Using $f=\psi(x,y,z)$ I work out the LHS of question as

$(\psi a_z)_y-(\psi a_y)_z-(\psi a_z)_x+(\psi a_x)_z+(\psi a_y)_x-(\psi a_x)_y$....How to go further?

Thanks

Just saying that f is a function of x, y, and z would have been sufficient, but $f=\psi(x,y,z)$ is perfectly fine.

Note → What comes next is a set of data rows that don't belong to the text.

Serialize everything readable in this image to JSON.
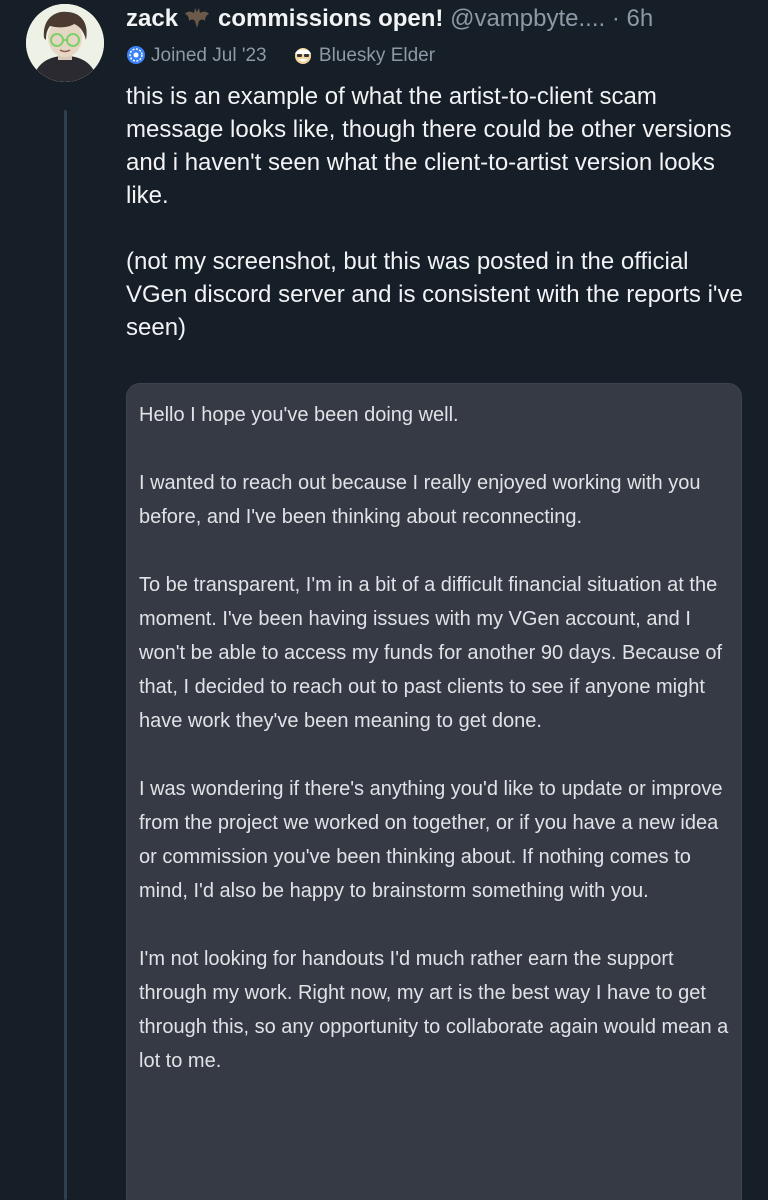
{
  "post": {
    "display_name": "zack",
    "display_name_suffix": "commissions open!",
    "handle": "@vampbyte....",
    "separator": "·",
    "time": "6h",
    "badges": [
      {
        "icon": "starburst-badge-icon",
        "label": "Joined Jul '23"
      },
      {
        "icon": "elder-face-icon",
        "label": "Bluesky Elder"
      }
    ],
    "text_paragraphs": [
      "this is an example of what the artist-to-client scam message looks like, though there could be other versions and i haven't seen what the client-to-artist version looks like.",
      "(not my screenshot, but this was posted in the official VGen discord server and is consistent with the reports i've seen)"
    ]
  },
  "embed": {
    "paragraphs": [
      "Hello I hope you've been doing well.",
      "I wanted to reach out because I really enjoyed working with you before, and I've been thinking about reconnecting.",
      "To be transparent, I'm in a bit of a difficult financial situation at the moment. I've been having issues with my VGen account, and I won't be able to access my funds for another 90 days. Because of that, I decided to reach out to past clients to see if anyone might have work they've been meaning to get done.",
      "I was wondering if there's anything you'd like to update or improve from the project we worked on together, or if you have a new idea or commission you've been thinking about. If nothing comes to mind, I'd also be happy to brainstorm something with you.",
      "I'm not looking for handouts I'd much rather earn the support through my work. Right now, my art is the best way I have to get through this, so any opportunity to collaborate again would mean a lot to me."
    ]
  },
  "colors": {
    "background": "#161e27",
    "text": "#f1f3f5",
    "muted": "#8d99a6",
    "embed_background": "#363a44",
    "badge_blue": "#3b82f6"
  }
}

Use the product rule (of differentiation) for each of $(\psi a_z)_y\,,\ (\psi a_y)_z\,,\ (\psi a_z)_x\,,\ (\psi a_x)_z\,,\ (\psi a_y)_x\,,\ (\psi a_x)_y\,.$

Using subscripts for partial derivatives may not be such a good idea here. There may be some confusion as to the meaning of such quantities as $(a_x)_y$ for example.

 

[bugatti79]

Just saying that f is a function of x, y, and z would have been sufficient, but $f=\psi(x,y,z)$ is perfectly fine.

Use the product rule (of differentiation) for each of $(\psi a_z)_y\,,\ (\psi a_y)_z\,,\ (\psi a_z)_x\,,\ (\psi a_x)_z\,,\ (\psi a_y)_x\,,\ (\psi a_x)_y\,.$

Using subscripts for partial derivatives may not be such a good idea here. There may be some confusion as to the meaning of such quantities as $(a_x)_y$ for example.

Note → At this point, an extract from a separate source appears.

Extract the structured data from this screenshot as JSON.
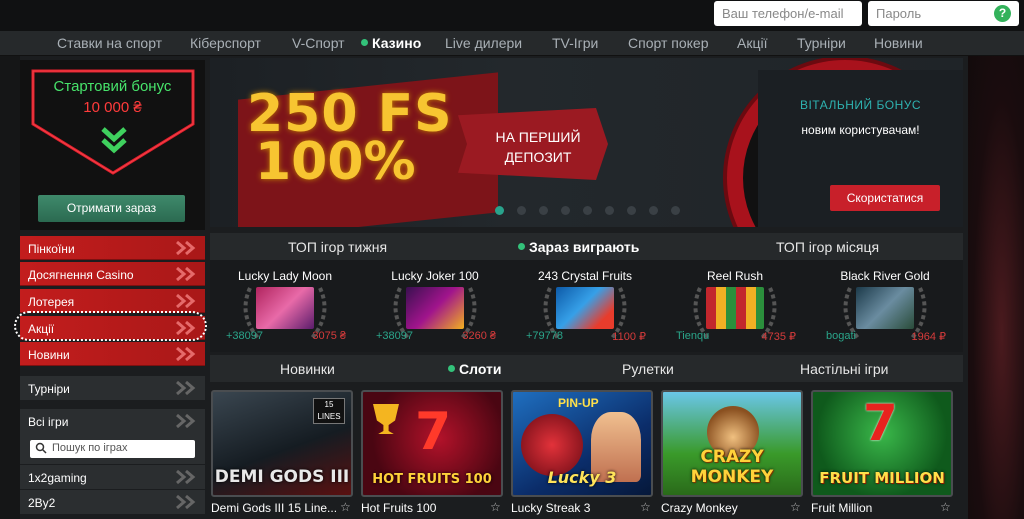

Ok but why would we use the product rule though, looking at the first term for example

if psi is a function of x,y and z but since we are partially differentiating wrt y doesn't it just become $a_z \psi_y$. Ie, if the function was something like $\psi=x^2y^2z^2$ then $\psi_y= 2yx^2z^2$ etc

 

[SammyS]

Ok but why would we use the product rule though, looking at the first term for example

if psi is a function of x,y and z but since we are partially differentiating wrt y doesn't it just become $a_z \psi_y$. Ie, if the function was something like $\psi=x^2y^2z^2$ then $\psi_y= 2yx^2z^2$ etc

a_z is also a function of x, y, and z.

$\displaystyle\frac{\partial}{\partial y}\left(\psi a_y\right)=\left(\frac{\partial\psi}{\partial y}\right)a_y+\psi\left(\frac{\partial a_y}{\partial y}\right)$

 

[bugatti79]

a_z is also a function of x, y, and z.

$\displaystyle\frac{\partial}{\partial y}\left(\psi a_y\right)=\left(\frac{\partial\psi}{\partial y}\right)a_y+\psi\left(\frac{\partial a_y}{\partial y}\right)$

I got this, thank you.